Tú no perteneces al selecto club. Tú no tienes hijos. Tú no sabes. No sabes nada. Los anuncios de sonrosados bebés, tripas descomunales y niños prístinos manchados de barro retuercen el cuchillo clavado en el pecho. Los miembros del selecto club sienten lástima, mientras amasan el pelo de sus retoños. Todo te lo recuerda, todo está ideado para que pierdas día a día la batalla. Tripas incipientes en Facebook, sillas infantiles que se comparten, fotos de niños preciosos que miran desafiantes a la cámara desde esa inocencia manchada por los babeos de los padres, hermanos, abuelos, tíos, compañeros, amigos. Todos expanden la nueva, todos saltan, gritan, balbucean, ríen, lloran, y horadan la herida que se acerca sin pausa a tu corazón para hacerse letal, terca y desafiante. Incluso algunos malnacidos esparcen su inmundicia en forma de feto troceado. Entonces quieres matar, destruir, aniquilar.
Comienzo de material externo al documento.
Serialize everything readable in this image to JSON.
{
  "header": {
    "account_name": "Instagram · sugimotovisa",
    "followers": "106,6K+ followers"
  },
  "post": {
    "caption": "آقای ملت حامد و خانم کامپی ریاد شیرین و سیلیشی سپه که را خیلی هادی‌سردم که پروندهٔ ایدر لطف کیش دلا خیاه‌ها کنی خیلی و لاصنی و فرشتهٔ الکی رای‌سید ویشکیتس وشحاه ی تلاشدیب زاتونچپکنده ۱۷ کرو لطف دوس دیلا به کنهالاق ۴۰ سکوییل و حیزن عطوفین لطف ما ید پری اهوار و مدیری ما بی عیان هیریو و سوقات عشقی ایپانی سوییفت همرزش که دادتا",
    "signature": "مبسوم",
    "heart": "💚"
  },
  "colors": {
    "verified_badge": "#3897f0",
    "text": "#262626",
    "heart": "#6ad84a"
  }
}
Yo quería ser padre. Y había consenso en que iba a ser un buen padre. Confesiones de algún buen amigo me hicieron sonrojar. Y ahora te amargas, te sumerges en la rabia inconsolable de reconocer que no puedes pisar las casas de tus cercanos recién padres porque te sientes mal de no alegrarte de su desorbitada alegría. No puedes mirar a tus queridas colegas porque su tripa desmesurada te mira y te sonríe sarcástica. Y te sientes ruin, amargado de no poder sentir ni siquiera envidia, sino rabia.

La procreación es nuestro martillo pilón, inconfesable, incansable, ineludible. Golpea siempre, día a día, noche a noche, de manera infatigable. Siempre, siempre dispuesto a recordarte que tú no, que tú no eres como ellos, que no lo podrás ser, que no se te ocurra pensarlo. Día a día. Que siempre puedes adoptar. Día a día. Que hay gente que no puede, y no pasa nada. Día a día. Y te tragas los anuncios, las conversaciones, el ímpetu procreativo de toda tu generación. De esa ristra de cacas, apiretales, maxicosis, pañales y sueños imposibles de madrugada. De mira qué mono, qué hace, cómo se mueve. Pero tú no sabes nada, qué vas a saber, tú estás incompleto, porque no eres padre, porque no es lo tuyo, porque no sabes lo bueno de la vida, lo único, lo verdadero, lo más grande, lo más importante. Y estallas por dentro, llorando de nuevo por ese proyecto truncado, por esos babies sin dueño, por ese biberón que no fue. Por toda esa vida que perdiste. Por el futuro. Y pugnas, de nuevo, otra vez, por no volverte loco.

Y escuchas el martinete, solemne, infatigable, perpetuo, del martillo pilón asolando lenta, inexorablemente, tu cabeza, tu alma, tu propia esencia. Día a día. Día a día.